A problematic method of growing stem cell clusters called organoids could be greatly improved by using hydrogels.
“Before, we were only able to grow mini-intestines in a matrix derived from a mouse tumor cell line,” Miguel Quiros Quesada, lead author of the study, said in a press release.
The composition of the matrix is variable and indeterminate, according to the research. The proteins could also have immunogenic, pathogenic and metastatic side effects if they are used in humans.
“We have shown that the hydrogel matrix helps the human intestinal organoids (HIOs) engraft into the intestinal tissue; they differentiate and accelerate the healing of the wound,” said Andrés J. García, professor in the Woodruff School of Mechanical Engineering at Georgia Tech. “This work provides a proof of principle for using stem cell-derived human intestinal organoids in a therapeutic setting.”
The researchers used hydrogels to form a matrix that can give HIOs a temporary structure while providing signals that allow cell clusters to differentiate and grow.
“The fully defined nature of these synthetic bioengineered hydrogels could make them ideal for use in human patients in the event that HIOs are used for therapy in the future,” Asma Nusrat, director of experimental pathology at the University of Michigan, said. “In this work, we demonstrated that the hydrogels facilitate the transplantation of HIOs into an injured intestine, suggesting that this technique has significant implications for treating intestinal injuries caused by diseases such as inflammatory bowel disease.”
The Georgia Tech-developed synthetic matrix uses an adhesive peptide and allows growing cells to cut through polymer crosslinks.
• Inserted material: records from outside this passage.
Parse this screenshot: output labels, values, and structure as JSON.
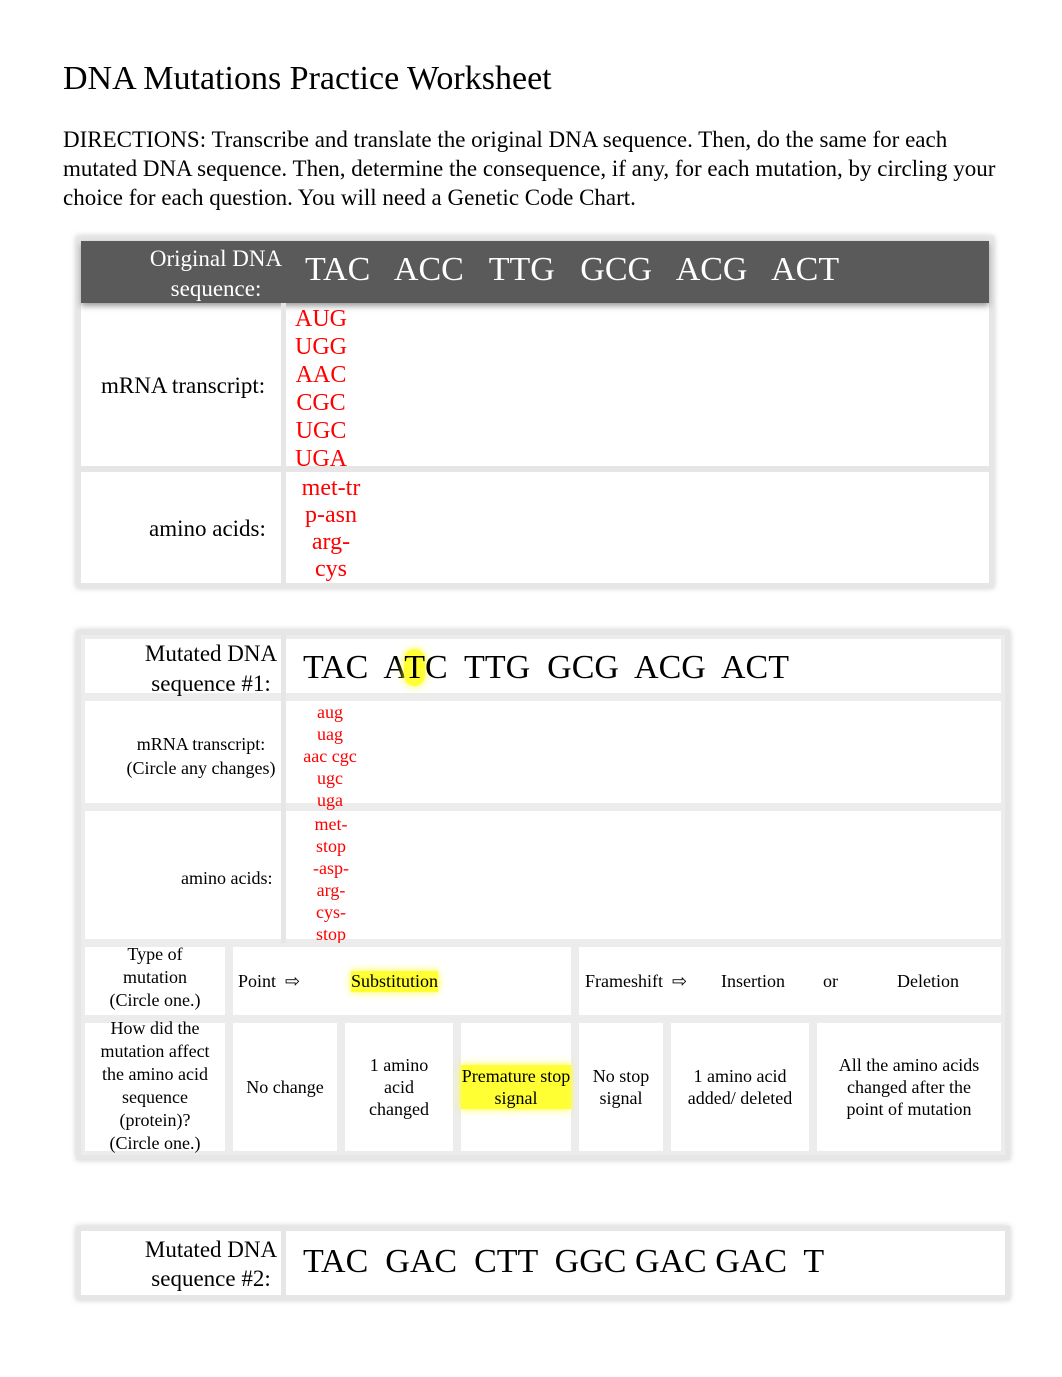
{
  "title": "DNA Mutations Practice Worksheet",
  "directions": "DIRECTIONS: Transcribe and translate the original DNA sequence. Then, do the same for each mutated DNA sequence. Then, determine the consequence, if any, for each mutation, by circling your choice for each question. You will need a Genetic Code Chart.",
  "original": {
    "dna_label_1": "Original DNA",
    "dna_label_2": "sequence:",
    "dna": "TAC   ACC   TTG   GCG   ACG   ACT",
    "mrna_label": "mRNA transcript:",
    "mrna": [
      "AUG",
      "UGG",
      "AAC",
      "CGC",
      "UGC",
      "UGA"
    ],
    "aa_label": "amino acids:",
    "aa": [
      "met-tr",
      "p-asn",
      "arg-",
      "cys"
    ]
  },
  "mutated1": {
    "dna_label_1": "Mutated DNA",
    "dna_label_2": "sequence #1:",
    "dna_pre": "TAC  ",
    "dna_hl_a": "A",
    "dna_hl": "T",
    "dna_hl_b": "C",
    "dna_post": "  TTG  GCG  ACG  ACT",
    "mrna_label_1": "mRNA transcript:",
    "mrna_label_2": "(Circle any changes)",
    "mrna": [
      "aug",
      "uag",
      "aac cgc",
      "ugc",
      "uga"
    ],
    "aa_label": "amino acids:",
    "aa": [
      "met-",
      "stop",
      "-asp-",
      "arg-",
      "cys-",
      "stop"
    ],
    "type_label": [
      "Type of",
      "mutation",
      "(Circle one.)"
    ],
    "point": "Point",
    "arrow": "⇨",
    "substitution": "Substitution",
    "frameshift": "Frameshift",
    "insertion": "Insertion",
    "or": "or",
    "deletion": "Deletion",
    "effect_label": [
      "How did the",
      "mutation affect",
      "the amino acid",
      "sequence",
      "(protein)?",
      "(Circle one.)"
    ],
    "effects": [
      "No change",
      "1 amino acid changed",
      "Premature stop signal",
      "No stop signal",
      "1 amino acid added/ deleted",
      "All the amino acids changed after the point of mutation"
    ],
    "highlight_color": "#ffff33"
  },
  "mutated2": {
    "dna_label_1": "Mutated DNA",
    "dna_label_2": "sequence #2:",
    "dna": "TAC  GAC  CTT  GGC GAC GAC  T"
  },
  "colors": {
    "header_bg": "#5a5a5a",
    "answer": "#ff0000"
  }
}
It is able to be made consistently over and over again, independent of any cell line and with parts that can be characterized.
In the University of Michigan lab, researchers delivered the hydrogels with organoids into intestine wounds in immune-compromised animals using a tiny colonoscope. The cells were labeled so they could later be identified.
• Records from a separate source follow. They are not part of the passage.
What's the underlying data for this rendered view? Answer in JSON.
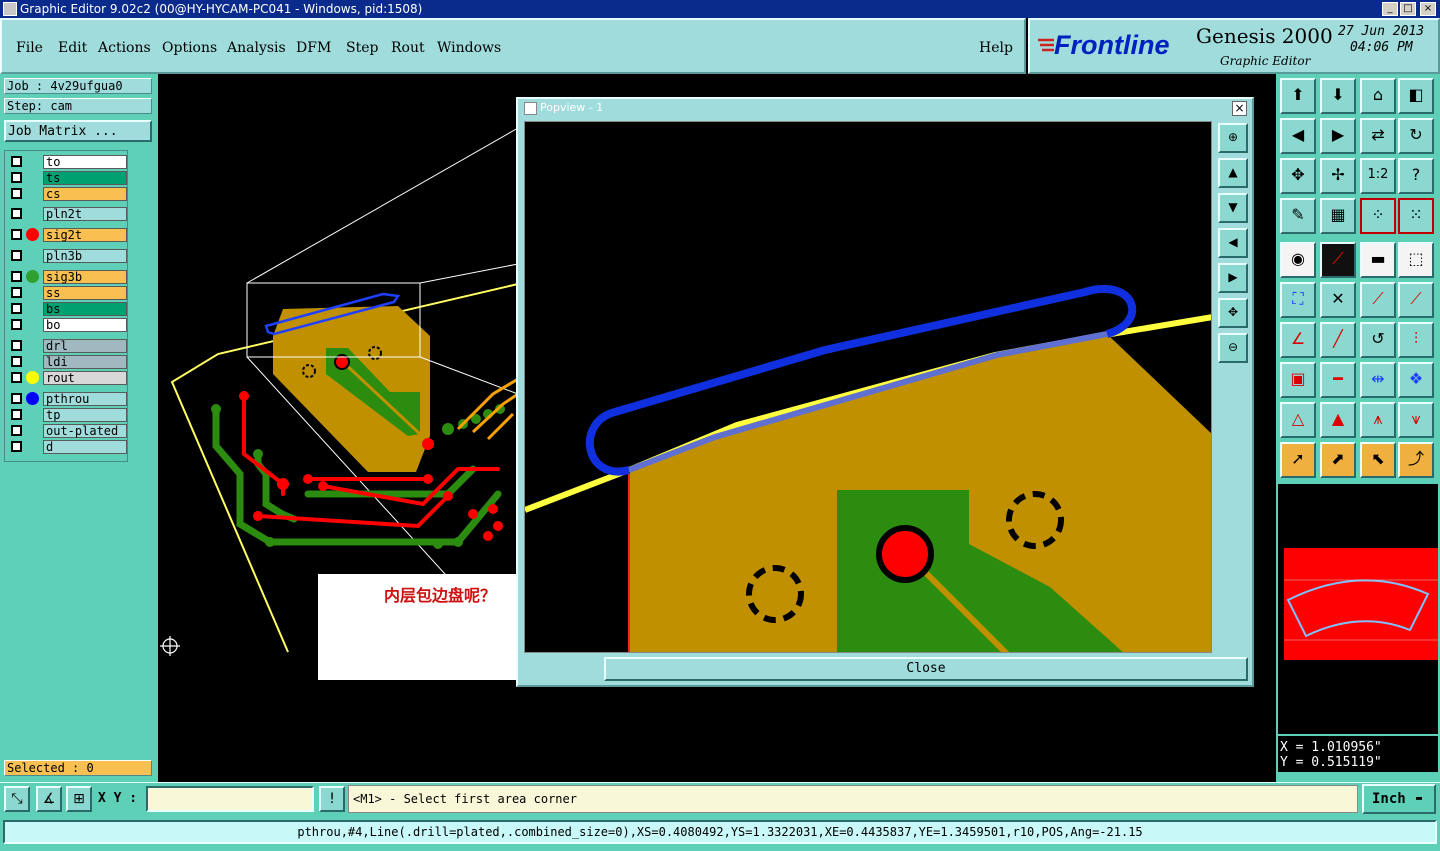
{
  "window": {
    "title": "Graphic Editor 9.02c2 (00@HY-HYCAM-PC041 - Windows, pid:1508)"
  },
  "menu": {
    "items": [
      "File",
      "Edit",
      "Actions",
      "Options",
      "Analysis",
      "DFM",
      "Step",
      "Rout",
      "Windows"
    ],
    "help": "Help"
  },
  "brand": {
    "logo": "Frontline",
    "product": "Genesis 2000",
    "subtitle": "Graphic Editor",
    "date": "27 Jun 2013",
    "time": "04:06 PM"
  },
  "job": {
    "job_line": "Job : 4v29ufgua0",
    "step_line": "Step: cam",
    "matrix_button": "Job Matrix ..."
  },
  "layers": [
    {
      "name": "to",
      "bg": "#ffffff",
      "dot": ""
    },
    {
      "name": "ts",
      "bg": "#00a070",
      "dot": ""
    },
    {
      "name": "cs",
      "bg": "#f8c050",
      "dot": ""
    },
    {
      "name": "pln2t",
      "bg": "#a0dcdc",
      "dot": ""
    },
    {
      "name": "sig2t",
      "bg": "#f8c050",
      "dot": "#ff0000"
    },
    {
      "name": "pln3b",
      "bg": "#a0dcdc",
      "dot": ""
    },
    {
      "name": "sig3b",
      "bg": "#f8c050",
      "dot": "#30a030"
    },
    {
      "name": "ss",
      "bg": "#f8c050",
      "dot": ""
    },
    {
      "name": "bs",
      "bg": "#00a070",
      "dot": ""
    },
    {
      "name": "bo",
      "bg": "#ffffff",
      "dot": ""
    },
    {
      "name": "drl",
      "bg": "#a0b8c0",
      "dot": ""
    },
    {
      "name": "ldi",
      "bg": "#a0b8c0",
      "dot": ""
    },
    {
      "name": "rout",
      "bg": "#d8d8d8",
      "dot": "#ffff00"
    },
    {
      "name": "pthrou",
      "bg": "#a0dcdc",
      "dot": "#0000ff"
    },
    {
      "name": "tp",
      "bg": "#a0dcdc",
      "dot": ""
    },
    {
      "name": "out-plated",
      "bg": "#a0dcdc",
      "dot": ""
    },
    {
      "name": "d",
      "bg": "#a0dcdc",
      "dot": ""
    }
  ],
  "selected": "Selected : 0",
  "popup": {
    "title": "Popview - 1",
    "close_label": "Close"
  },
  "annotation": {
    "text": "内层包边盘呢？"
  },
  "coords": {
    "x": "X = 1.010956\"",
    "y": "Y = 0.515119\""
  },
  "status": {
    "xy_label": "X Y :",
    "xy_value": "",
    "prompt": "<M1> - Select first area corner",
    "units": "Inch"
  },
  "info_line": "pthrou,#4,Line(.drill=plated,.combined_size=0),XS=0.4080492,YS=1.3322031,XE=0.4435837,YE=1.3459501,r10,POS,Ang=-21.15",
  "tool_labels": {
    "ratio": "1:2",
    "help": "?"
  },
  "colors": {
    "panel": "#5fd0b8",
    "menu": "#a0dcdc",
    "titlebar": "#0a2a8c",
    "copper": "#c09000",
    "signal_green": "#2c8c10",
    "trace_red": "#ff0000",
    "rout_blue": "#1030e0",
    "rout_yellow": "#ffff40"
  }
}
After four weeks, the HIOs completely engrafted into the wounds and created 3D structures. The hydrogels disappeared and were replaced by natural extracellular matrix that the cells made themselves.
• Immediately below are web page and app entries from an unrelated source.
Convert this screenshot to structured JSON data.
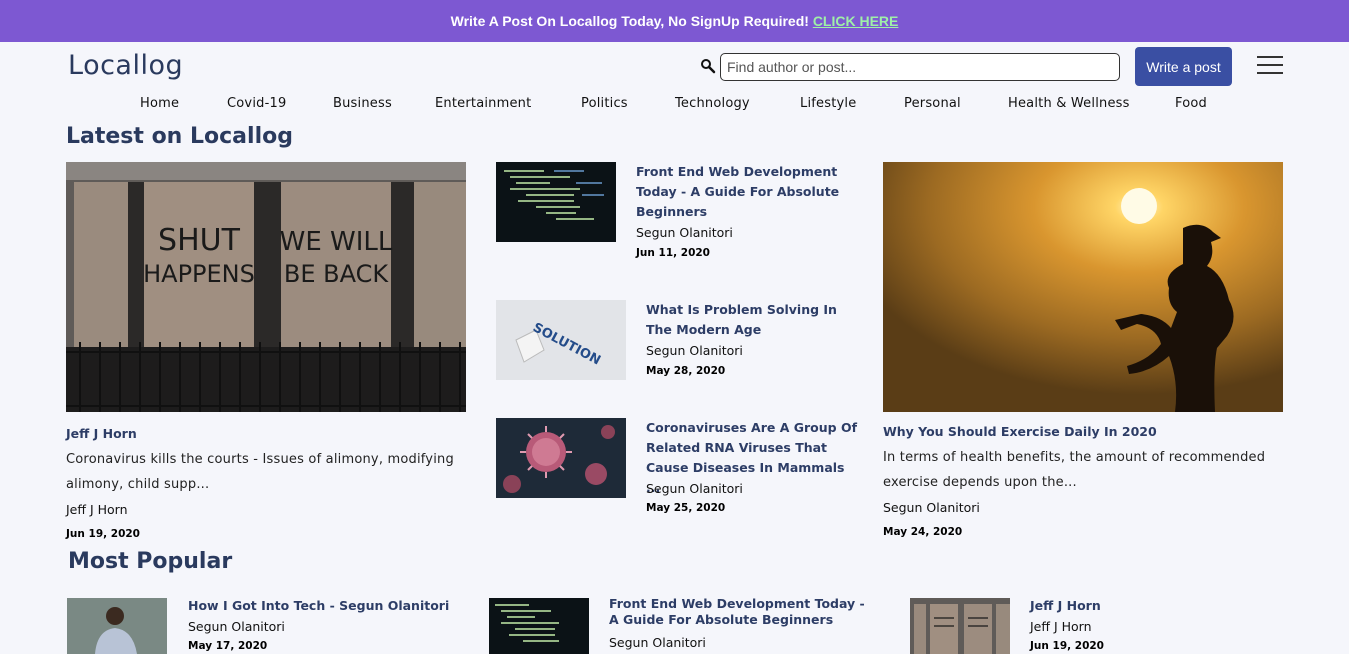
{
  "banner": {
    "text": "Write A Post On Locallog Today, No SignUp Required! ",
    "link": "CLICK HERE"
  },
  "header": {
    "logo": "Locallog",
    "search_placeholder": "Find author or post...",
    "write_label": "Write a post"
  },
  "nav": [
    "Home",
    "Covid-19",
    "Business",
    "Entertainment",
    "Politics",
    "Technology",
    "Lifestyle",
    "Personal",
    "Health & Wellness",
    "Food"
  ],
  "latest": {
    "heading": "Latest on Locallog",
    "left": {
      "title": "Jeff J Horn",
      "excerpt": "Coronavirus kills the courts - Issues of alimony, modifying alimony, child supp...",
      "author": "Jeff J Horn",
      "date": "Jun 19, 2020",
      "image_text": [
        "SHUT",
        "HAPPENS",
        "WE WILL",
        "BE BACK"
      ]
    },
    "middle": [
      {
        "title": "Front End Web Development Today - A Guide For Absolute Beginners",
        "author": "Segun Olanitori",
        "date": "Jun 11, 2020"
      },
      {
        "title": "What Is Problem Solving In The Modern Age",
        "author": "Segun Olanitori",
        "date": "May 28, 2020",
        "image_text": "SOLUTION"
      },
      {
        "title": "Coronaviruses Are A Group Of Related RNA Viruses That Cause Diseases In Mammals ...",
        "author": "Segun Olanitori",
        "date": "May 25, 2020"
      }
    ],
    "right": {
      "title": "Why You Should Exercise Daily In 2020",
      "excerpt": "In terms of health benefits, the amount of recommended exercise depends upon the...",
      "author": "Segun Olanitori",
      "date": "May 24, 2020"
    }
  },
  "popular": {
    "heading": "Most Popular",
    "items": [
      {
        "title": "How I Got Into Tech - Segun Olanitori",
        "author": "Segun Olanitori",
        "date": "May 17, 2020"
      },
      {
        "title": "Front End Web Development Today - A Guide For Absolute Beginners",
        "author": "Segun Olanitori"
      },
      {
        "title": "Jeff J Horn",
        "author": "Jeff J Horn",
        "date": "Jun 19, 2020"
      }
    ]
  },
  "colors": {
    "banner": "#7d58d2",
    "button": "#3a4fa3",
    "title": "#2d3d66"
  }
}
“HIOs provide a powerful platform that recapitulates important features of the intestine — making them suitable to study normal and diseased tissue — and they are a potential tool for human therapy,” Jason Spence, associate professor of internal medicine at the University of Michigan Medical School, said. “These studies are proof of concept that HIOs embedded in the synthetic matrix might be used therapeutically to enhance mucosal wound repair in gastrointestinal diseases.”
Hydrogel properties can be modified to best fit the needs of the cells being hosted. The hydrogels used in the research were based on a four-armed, maleimide-terminated polyethylene glycol macromer that could support the expansion of HIOs and could support reproducible in vitro growth.
“Because our hydrogel system is modular, we can just plug in the peptide that is needed and alter other parameters to create the mechanical properties desired,” Ricardo Cruz-Acuña, graduate research assistant at Georgia Tech, said. “The specifics may be different for other cells intended for different applications.”
The researchers now hope to test their hydrogel matrix in animals that have a normal and healthy immune system and in disease models. They also hope to reduce the labor used to deliver the hydrogel material with HIOs. The researchers also add that research in larger animals would be needed before they could begin human trials.
Down the road, the researchers envision similar methods being used to repair damage in other organs, including the kidneys, lungs, liver and pancreas.
The research was published in the journal Nature Cell Biology.